- Born: New York City, U.S.
- Education: Northwestern University
- Occupation: Author
- Writing career
- Genre: Mystery fiction
- Website: suzannechazin.com

= Suzanne Chazin =

American author

Suzanne Chazin is an American author best known for the Georgia Skeehan mystery series, published by Putnam, about a New York City female firefighter-turned-fire marshal and for the Jimmy Vega mysteryseries about a homicide detective navigating the world of the undocumented, published by Kensington Books.

==Biography==
Suzanne Chazin was born in Manhattan, New York and is a 1982 graduate of Northwestern University. Chazin spent 18 years in journalism, writing for publications including Family Circle, The Ladies Home Journal, Money Magazine and The New York Times. She is a former senior editor and writer for Reader's Digest, where she won several national awards.

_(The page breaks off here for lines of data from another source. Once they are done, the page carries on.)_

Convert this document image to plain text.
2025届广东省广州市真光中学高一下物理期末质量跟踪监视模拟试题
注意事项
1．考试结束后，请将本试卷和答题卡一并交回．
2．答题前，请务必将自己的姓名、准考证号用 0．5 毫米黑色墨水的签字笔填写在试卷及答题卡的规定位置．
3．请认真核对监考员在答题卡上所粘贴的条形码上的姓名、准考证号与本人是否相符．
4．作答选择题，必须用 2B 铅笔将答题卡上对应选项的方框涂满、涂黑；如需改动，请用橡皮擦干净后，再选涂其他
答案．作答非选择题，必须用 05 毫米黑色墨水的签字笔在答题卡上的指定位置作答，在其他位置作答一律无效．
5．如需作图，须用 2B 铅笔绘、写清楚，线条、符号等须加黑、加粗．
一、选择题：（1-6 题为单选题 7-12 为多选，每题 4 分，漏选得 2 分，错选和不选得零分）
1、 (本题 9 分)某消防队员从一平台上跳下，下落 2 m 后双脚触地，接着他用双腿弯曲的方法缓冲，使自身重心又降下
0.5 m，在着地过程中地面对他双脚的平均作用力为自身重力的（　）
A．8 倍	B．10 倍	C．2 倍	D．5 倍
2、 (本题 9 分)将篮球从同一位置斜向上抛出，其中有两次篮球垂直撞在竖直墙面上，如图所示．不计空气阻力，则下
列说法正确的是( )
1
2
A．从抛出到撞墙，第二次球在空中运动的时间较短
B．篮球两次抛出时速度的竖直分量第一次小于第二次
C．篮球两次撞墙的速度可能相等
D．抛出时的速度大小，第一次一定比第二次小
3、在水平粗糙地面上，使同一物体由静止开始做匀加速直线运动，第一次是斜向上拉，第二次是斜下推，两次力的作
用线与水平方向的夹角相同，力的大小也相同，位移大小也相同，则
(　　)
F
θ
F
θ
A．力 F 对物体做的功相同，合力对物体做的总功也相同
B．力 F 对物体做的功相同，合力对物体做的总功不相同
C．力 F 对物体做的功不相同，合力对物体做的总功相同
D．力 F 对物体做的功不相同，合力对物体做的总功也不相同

Her first novel in the Georgia Skeehan series, The Fourth Angel, was released in February 2001, followed by Flashover in 2002, and Fireplay in 2003. Her first novel in the Jimmy Vega series, Land of Careful Shadows, was released in December 2014, followed by A Blossom of Bright Light in 2015, No Witness But the Moon, in 2016, A Place in the Wind in 2017, Voice with No Echo in 2020, and The Fragile Edge in 2021. Her novels received critical praise and have been excerpted in the New York Times. In May 2003, she received the Washington Irving Book Award for both The Fourth Angel and Flashover. In 2016, Land of Careful Shadows was selected among the top five mystery books of the year by the American Library Association's RUSA reading council.

Chazin has taught fiction and non-fiction writing at The New School in Manhattan, New York University, Sarah Lawrence College and The Smithsonian.